Here’s Why I Haven’t Used Mine in Years

Every time I’m in the checkout line and see someone swipe a debit card for a $150 grocery run, I wince a little. Not because it’s “wrong,” but because that person is leaving a ridiculous amount of money and protection on the table. Groceries are one of the easiest categories to optimize in this entire hobby, and debit cards give you exactly zero upside.

I stopped using a debit card for groceries years ago, and the difference in rewards and protections is honestly absurd.

Here’s the breakdown.


Debit Cards Give You Nothing

There’s no way to sugarcoat it. Debit cards:

  • earn no rewards
  • offer weak fraud protection
  • don't build credit
  • don’t qualify for purchase protections
  • don’t compete with credit card multipliers

If something goes wrong — the store double charges you, your card gets skimmed, a refund glitches — the money leaves your bank account instantly. With a credit card, those problems sit on the issuer’s balance sheet, not yours.


Groceries Are One of the Highest-Yield Categories You Can Earn On

This is the part that drives me crazy. You’re not just giving up 1–2% cashback… you’re giving up 4X, sometimes 6%, sometimes stacked offers.

Here’s what I personally use:

Amex Gold: 4X at U.S. supermarkets

This is my go-to. If you spend even $500/month on groceries, that’s:

  • 24,000 Membership Rewards a year
  • worth anywhere from $300–$450 depending on redemption

That alone offsets a huge chunk of the annual fee.

Blue Cash Preferred: 6% cashback at supermarkets

If you’re cashback-only, BCP is the pure ROI play. No mental gymnastics, just a high flat rate with minimal effort.

Chase Freedom cards

When groceries pop up as a 5% rotating category, these cards print value. And you can stack it with a Sapphire Preferred or Reserve to upgrade those points.

The whole point is: groceries are the easiest category to monetize, and debit gives you nothing.


Credit Cards Give You Protection Debit Never Will

People underestimate this part. When I buy groceries on a credit card, I get:

  • fraud protection
  • dispute rights
  • extended warranty on some items (yes, grocery items count)
  • return protection if the retailer refuses
  • zero liability if there’s a breach

If your debit card gets drained, your checking account is frozen, bills bounce, and you’re stuck waiting for the bank to fix it. I don’t like my food budget tied to that kind of risk.
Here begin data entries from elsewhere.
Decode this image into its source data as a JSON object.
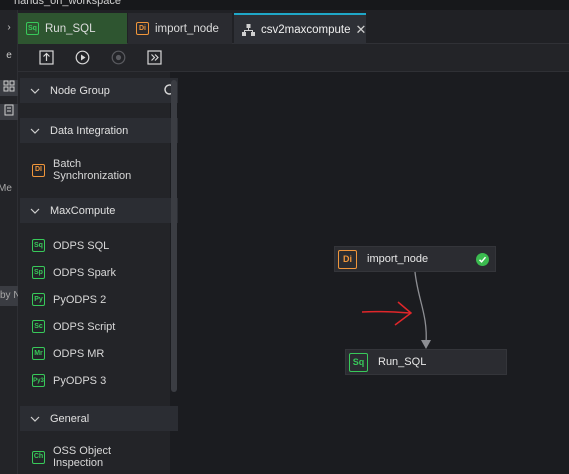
{
  "window": {
    "title": "hands_on_workspace"
  },
  "left_strip": {
    "label_me": "Me",
    "label_by": "by N"
  },
  "tabs": [
    {
      "label": "Run_SQL",
      "icon": "Sq",
      "active": false
    },
    {
      "label": "import_node",
      "icon": "Di",
      "active": false
    },
    {
      "label": "csv2maxcompute",
      "active": true
    }
  ],
  "toolbar": {
    "buttons": [
      "submit-icon",
      "run-icon",
      "stop-icon",
      "go-to-ops-icon"
    ]
  },
  "panel": {
    "node_group": "Node Group",
    "data_integration": "Data Integration",
    "batch_sync": {
      "icon": "DI",
      "label1": "Batch",
      "label2": "Synchronization"
    },
    "maxcompute": "MaxCompute",
    "items": [
      {
        "icon": "Sq",
        "label": "ODPS SQL"
      },
      {
        "icon": "Sp",
        "label": "ODPS Spark"
      },
      {
        "icon": "Py",
        "label": "PyODPS 2"
      },
      {
        "icon": "Sc",
        "label": "ODPS Script"
      },
      {
        "icon": "Mr",
        "label": "ODPS MR"
      },
      {
        "icon": "Py3",
        "label": "PyODPS 3"
      }
    ],
    "general": "General",
    "oss": {
      "icon": "Ch",
      "label1": "OSS Object",
      "label2": "Inspection"
    }
  },
  "canvas": {
    "node1": {
      "icon": "Di",
      "label": "import_node",
      "status": "success"
    },
    "node2": {
      "icon": "Sq",
      "label": "Run_SQL"
    }
  },
  "colors": {
    "accent": "#1fa7c8",
    "green": "#38c95a",
    "orange": "#f0963b",
    "annotation_red": "#e0262a"
  }
}
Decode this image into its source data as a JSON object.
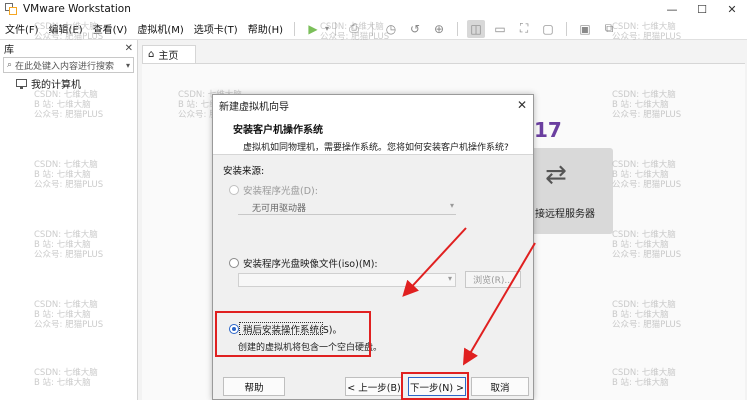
{
  "window": {
    "title": "VMware Workstation",
    "minimize": "—",
    "maximize": "☐",
    "close": "✕"
  },
  "menu": {
    "items": [
      "文件(F)",
      "编辑(E)",
      "查看(V)",
      "虚拟机(M)",
      "选项卡(T)",
      "帮助(H)"
    ]
  },
  "toolbar": {
    "icons": [
      "play-icon",
      "suspend-icon",
      "snapshot-icon",
      "revert-icon",
      "manage-snapshots-icon",
      "sidebar-toggle-icon",
      "thumbnail-icon",
      "fullscreen-icon",
      "unity-icon",
      "console-icon",
      "library-icon"
    ]
  },
  "sidebar": {
    "title": "库",
    "close": "✕",
    "search_placeholder": "在此处键入内容进行搜索",
    "items": [
      {
        "label": "我的计算机"
      }
    ]
  },
  "tabs": [
    {
      "label": "主页"
    }
  ],
  "home": {
    "version_fragment": "17",
    "remote_server_label": "接远程服务器"
  },
  "watermark": {
    "line1": "CSDN: 七维大脑",
    "line2": "B 站: 七维大脑",
    "line3": "公众号: 肥猫PLUS"
  },
  "dialog": {
    "title": "新建虚拟机向导",
    "header_title": "安装客户机操作系统",
    "header_desc": "虚拟机如同物理机，需要操作系统。您将如何安装客户机操作系统?",
    "source_label": "安装来源:",
    "options": [
      {
        "label": "安装程序光盘(D):",
        "checked": false,
        "enabled": false
      },
      {
        "label": "安装程序光盘映像文件(iso)(M):",
        "checked": false,
        "enabled": true
      },
      {
        "label": "稍后安装操作系统(S)。",
        "checked": true,
        "enabled": true
      }
    ],
    "drive_select": "无可用驱动器",
    "iso_value": "",
    "browse_label": "浏览(R)...",
    "later_desc": "创建的虚拟机将包含一个空白硬盘。",
    "buttons": {
      "help": "帮助",
      "back": "< 上一步(B)",
      "next": "下一步(N) >",
      "cancel": "取消"
    }
  },
  "colors": {
    "accent": "#2c66c8",
    "annotation_red": "#e02020",
    "version_purple": "#6b3fa0"
  }
}
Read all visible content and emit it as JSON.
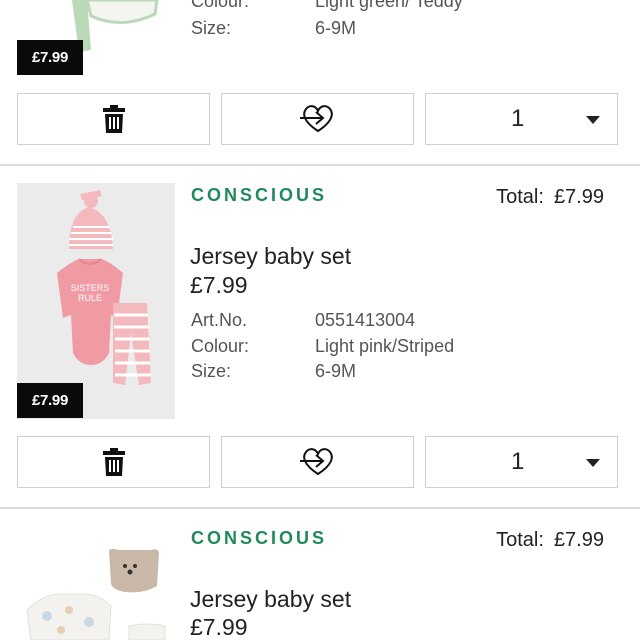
{
  "items": [
    {
      "badge_price": "£7.99",
      "colour_label": "Colour:",
      "colour_value": "Light green/ Teddy",
      "size_label": "Size:",
      "size_value": "6-9M",
      "quantity": "1"
    },
    {
      "tag": "CONSCIOUS",
      "total_label": "Total:",
      "total_value": "£7.99",
      "name": "Jersey baby set",
      "price": "£7.99",
      "artno_label": "Art.No.",
      "artno_value": "0551413004",
      "colour_label": "Colour:",
      "colour_value": "Light pink/Striped",
      "size_label": "Size:",
      "size_value": "6-9M",
      "badge_price": "£7.99",
      "bodysuit_print": "SISTERS RULE",
      "quantity": "1"
    },
    {
      "tag": "CONSCIOUS",
      "total_label": "Total:",
      "total_value": "£7.99",
      "name": "Jersey baby set",
      "price": "£7.99"
    }
  ],
  "icons": {
    "delete": "trash-icon",
    "favorite": "heart-arrow-icon",
    "dropdown": "chevron-down-icon"
  },
  "colors": {
    "conscious_green": "#1f8a5b",
    "badge_bg": "#0a0a0a",
    "divider": "#dcdcdc"
  }
}
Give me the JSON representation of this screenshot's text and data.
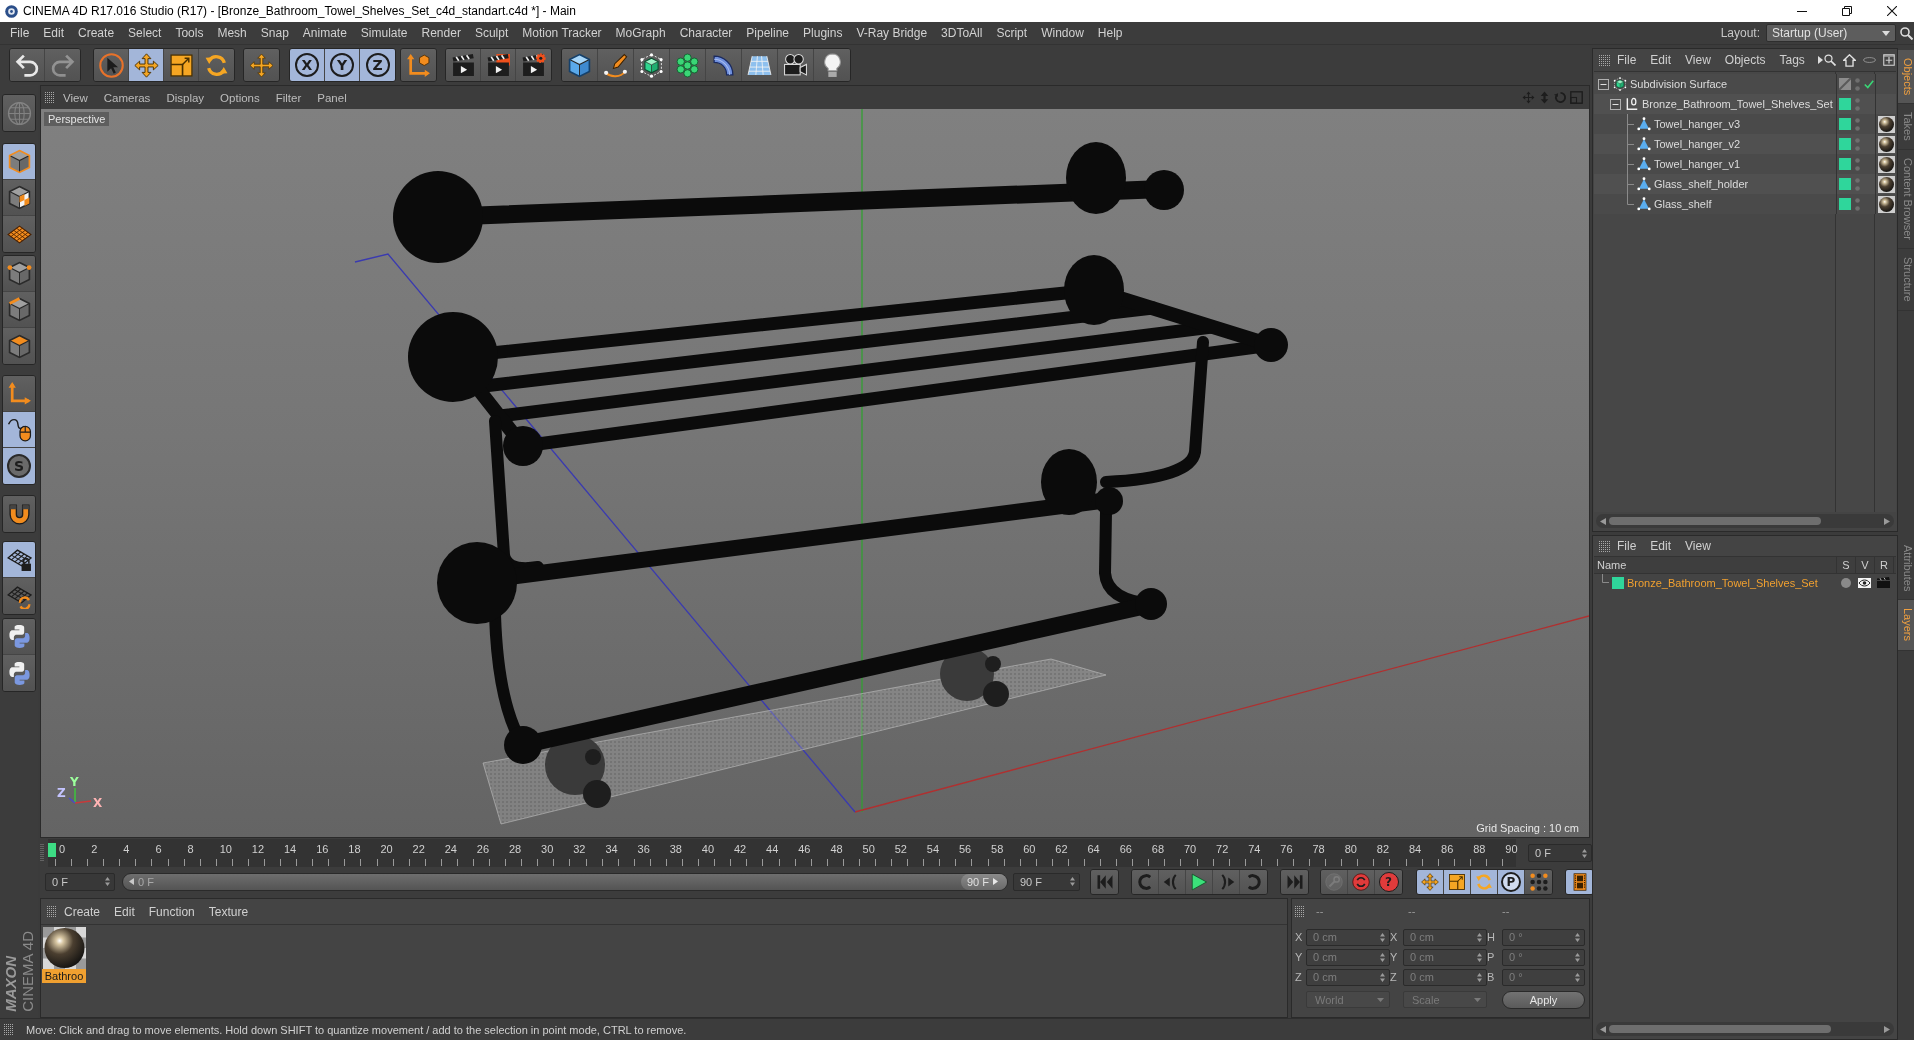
{
  "window": {
    "title": "CINEMA 4D R17.016 Studio (R17) - [Bronze_Bathroom_Towel_Shelves_Set_c4d_standart.c4d *] - Main"
  },
  "menu": [
    "File",
    "Edit",
    "Create",
    "Select",
    "Tools",
    "Mesh",
    "Snap",
    "Animate",
    "Simulate",
    "Render",
    "Sculpt",
    "Motion Tracker",
    "MoGraph",
    "Character",
    "Pipeline",
    "Plugins",
    "V-Ray Bridge",
    "3DToAll",
    "Script",
    "Window",
    "Help"
  ],
  "layout": {
    "label": "Layout:",
    "value": "Startup (User)"
  },
  "toolbar": [
    [
      {
        "kind": "undo",
        "disabled": false
      },
      {
        "kind": "redo",
        "disabled": true
      }
    ],
    [
      {
        "kind": "select",
        "selected": false
      },
      {
        "kind": "move",
        "selected": true
      },
      {
        "kind": "scale",
        "selected": false
      },
      {
        "kind": "rotate",
        "selected": false
      }
    ],
    [
      {
        "kind": "transform",
        "selected": false
      }
    ],
    [
      {
        "kind": "lock",
        "label": "X",
        "on": true
      },
      {
        "kind": "lock",
        "label": "Y",
        "on": true
      },
      {
        "kind": "lock",
        "label": "Z",
        "on": true
      }
    ],
    [
      {
        "kind": "coordsystem"
      }
    ],
    [
      {
        "kind": "render"
      },
      {
        "kind": "renderview"
      },
      {
        "kind": "rendersettings"
      }
    ],
    [
      {
        "kind": "cube"
      },
      {
        "kind": "pen"
      },
      {
        "kind": "subdivision"
      },
      {
        "kind": "cloner"
      },
      {
        "kind": "bend"
      },
      {
        "kind": "floor"
      },
      {
        "kind": "camera"
      },
      {
        "kind": "light"
      }
    ]
  ],
  "modes": [
    [
      {
        "kind": "globe",
        "disabled": true
      }
    ],
    [
      {
        "kind": "model",
        "selected": true
      },
      {
        "kind": "texture",
        "selected": false
      },
      {
        "kind": "workplane",
        "selected": false
      }
    ],
    [
      {
        "kind": "points",
        "selected": false
      },
      {
        "kind": "edges",
        "selected": false
      },
      {
        "kind": "polygons",
        "selected": false
      }
    ],
    [
      {
        "kind": "axes",
        "on": false
      },
      {
        "kind": "tweak",
        "on": true
      },
      {
        "kind": "solo",
        "label": "S",
        "on": true
      }
    ],
    [
      {
        "kind": "snap",
        "on": false
      }
    ],
    [
      {
        "kind": "gridlock",
        "on": true
      },
      {
        "kind": "gridrefresh",
        "on": false
      }
    ],
    [
      {
        "kind": "python"
      },
      {
        "kind": "python"
      }
    ]
  ],
  "viewport": {
    "menu": [
      "View",
      "Cameras",
      "Display",
      "Options",
      "Filter",
      "Panel"
    ],
    "camera": "Perspective",
    "grid_spacing": "Grid Spacing : 10 cm",
    "gizmo": {
      "y": "Y",
      "z": "Z",
      "x": "X"
    }
  },
  "timeline": {
    "level": 0,
    "ticks": [
      "0",
      "2",
      "4",
      "6",
      "8",
      "10",
      "12",
      "14",
      "16",
      "18",
      "20",
      "22",
      "24",
      "26",
      "28",
      "30",
      "32",
      "34",
      "36",
      "38",
      "40",
      "42",
      "44",
      "46",
      "48",
      "50",
      "52",
      "54",
      "56",
      "58",
      "60",
      "62",
      "64",
      "66",
      "68",
      "70",
      "72",
      "74",
      "76",
      "78",
      "80",
      "82",
      "84",
      "86",
      "88",
      "90"
    ],
    "frame": "0 F"
  },
  "frames": {
    "start": "0 F",
    "range_start": "0 F",
    "range_end": "90 F",
    "end": "90 F",
    "level": 1
  },
  "playback": [
    [
      {
        "kind": "start"
      }
    ],
    [
      {
        "kind": "prevkey"
      },
      {
        "kind": "prevframe"
      },
      {
        "kind": "play"
      },
      {
        "kind": "nextframe"
      },
      {
        "kind": "nextkey"
      }
    ],
    [
      {
        "kind": "end"
      }
    ],
    [
      {
        "kind": "keylock",
        "disabled": true
      },
      {
        "kind": "record",
        "disabled": false
      },
      {
        "kind": "keysel",
        "label": "?",
        "disabled": false
      }
    ],
    [
      {
        "kind": "keymove",
        "on": true
      },
      {
        "kind": "keyscale",
        "on": true
      },
      {
        "kind": "keyrotate",
        "on": true
      },
      {
        "kind": "param",
        "label": "P",
        "on": true
      },
      {
        "kind": "pla",
        "on": false
      }
    ],
    [
      {
        "kind": "film",
        "on": true
      }
    ]
  ],
  "materials": {
    "menu": [
      "Create",
      "Edit",
      "Function",
      "Texture"
    ],
    "items": [
      {
        "name": "Bathroo",
        "selected": true
      }
    ]
  },
  "coordinates": {
    "headers": [
      "--",
      "--",
      "--"
    ],
    "rows": [
      [
        {
          "axis": "X",
          "value": "0 cm"
        },
        {
          "axis": "X",
          "value": "0 cm"
        },
        {
          "axis": "H",
          "value": "0 °"
        }
      ],
      [
        {
          "axis": "Y",
          "value": "0 cm"
        },
        {
          "axis": "Y",
          "value": "0 cm"
        },
        {
          "axis": "P",
          "value": "0 °"
        }
      ],
      [
        {
          "axis": "Z",
          "value": "0 cm"
        },
        {
          "axis": "Z",
          "value": "0 cm"
        },
        {
          "axis": "B",
          "value": "0 °"
        }
      ]
    ],
    "dropdowns": [
      {
        "value": "World",
        "disabled": true
      },
      {
        "value": "Scale",
        "disabled": true
      }
    ],
    "apply": "Apply"
  },
  "logo": {
    "brand": "MAXON",
    "product": "CINEMA 4D"
  },
  "status_bar": "Move: Click and drag to move elements. Hold down SHIFT to quantize movement / add to the selection in point mode, CTRL to remove.",
  "objects": {
    "menu": [
      "File",
      "Edit",
      "View",
      "Objects",
      "Tags"
    ],
    "tree": [
      {
        "name": "Subdivision Surface",
        "kind": "subdivision",
        "expanded": true,
        "enabled": true,
        "children": [
          {
            "name": "Bronze_Bathroom_Towel_Shelves_Set",
            "kind": "null",
            "color": "#2fd69b",
            "expanded": true,
            "children": [
              {
                "name": "Towel_hanger_v3",
                "kind": "polygon",
                "color": "#2fd69b",
                "material_tag": true
              },
              {
                "name": "Towel_hanger_v2",
                "kind": "polygon",
                "color": "#2fd69b",
                "material_tag": true
              },
              {
                "name": "Towel_hanger_v1",
                "kind": "polygon",
                "color": "#2fd69b",
                "material_tag": true
              },
              {
                "name": "Glass_shelf_holder",
                "kind": "polygon",
                "color": "#2fd69b",
                "material_tag": true
              },
              {
                "name": "Glass_shelf",
                "kind": "polygon",
                "color": "#2fd69b",
                "material_tag": true
              }
            ]
          }
        ]
      }
    ]
  },
  "layers": {
    "menu": [
      "File",
      "Edit",
      "View"
    ],
    "columns": [
      "Name",
      "S",
      "V",
      "R"
    ],
    "rows": [
      {
        "name": "Bronze_Bathroom_Towel_Shelves_Set",
        "color": "#2fd69b",
        "selected": true,
        "solo": false,
        "visible": true,
        "render": true
      }
    ]
  },
  "side_tabs": {
    "upper": [
      {
        "label": "Objects",
        "selected": true
      },
      {
        "label": "Takes",
        "selected": false
      },
      {
        "label": "Content Browser",
        "selected": false
      },
      {
        "label": "Structure",
        "selected": false
      }
    ],
    "lower": [
      {
        "label": "Attributes",
        "selected": false
      },
      {
        "label": "Layers",
        "selected": true
      }
    ]
  }
}
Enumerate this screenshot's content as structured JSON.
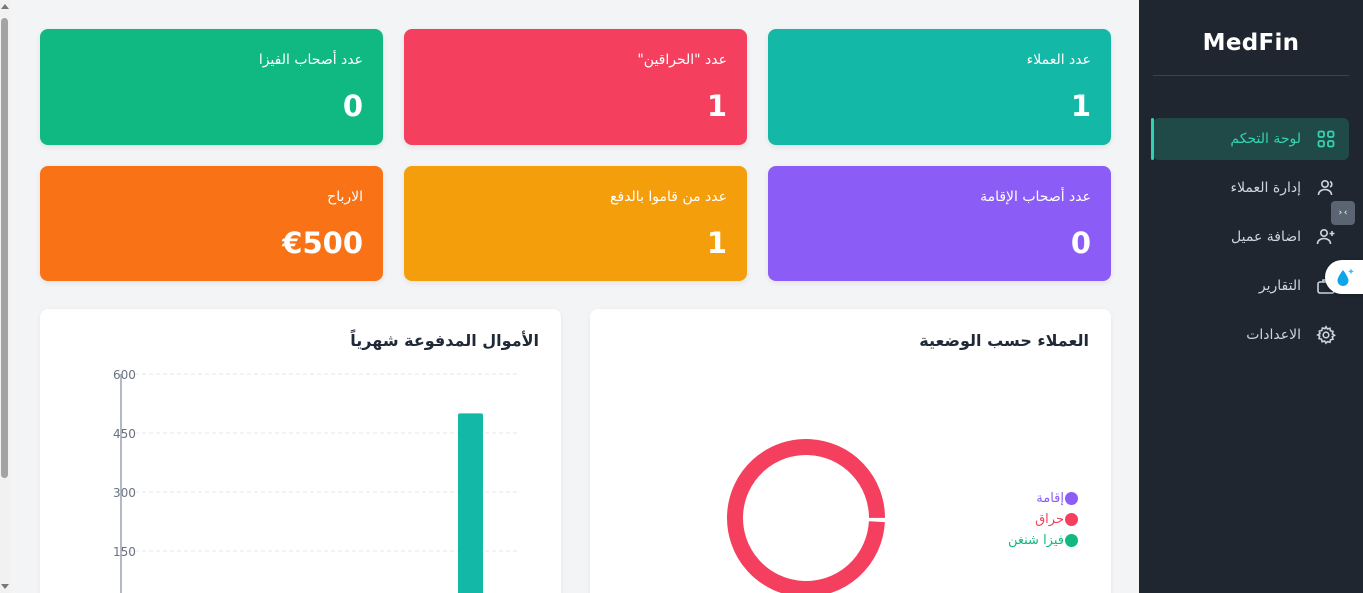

“But I Don’t Want to Go Into Debt”

This is the most common argument, and here’s my stance:

You don’t need to carry a balance. I treat my credit cards exactly like a debit card:

  • I only spend what I already have
  • I pay in full automatically every month
  • I check my transactions regularly

It’s literally the same behavior — I just earn points instead of nothing.


It’s Not About Being Fancy — It’s About Being Efficient

I’m not using a credit card at Whole Foods because I’m trying to be bougie. I’m doing it because the math makes sense:

  • Same groceries
  • Same spend
  • Same behavior
  • 4X or 6% back instead of 0%

Over the course of a year, that difference adds up to hundreds of dollars.

Debit cards are fine for ATM withdrawals. But using them at the biggest high-yield category in most people’s budgets? That’s just burning money.


My Rule Is Simple

If a purchase earns rewards and carries risk, I never use debit. Groceries check both boxes. Hard.

Once I switched everything to credit — especially grocery spend — the value I pulled out of my cards jumped by thousands. And none of that came from spending more. It came from spending smarter.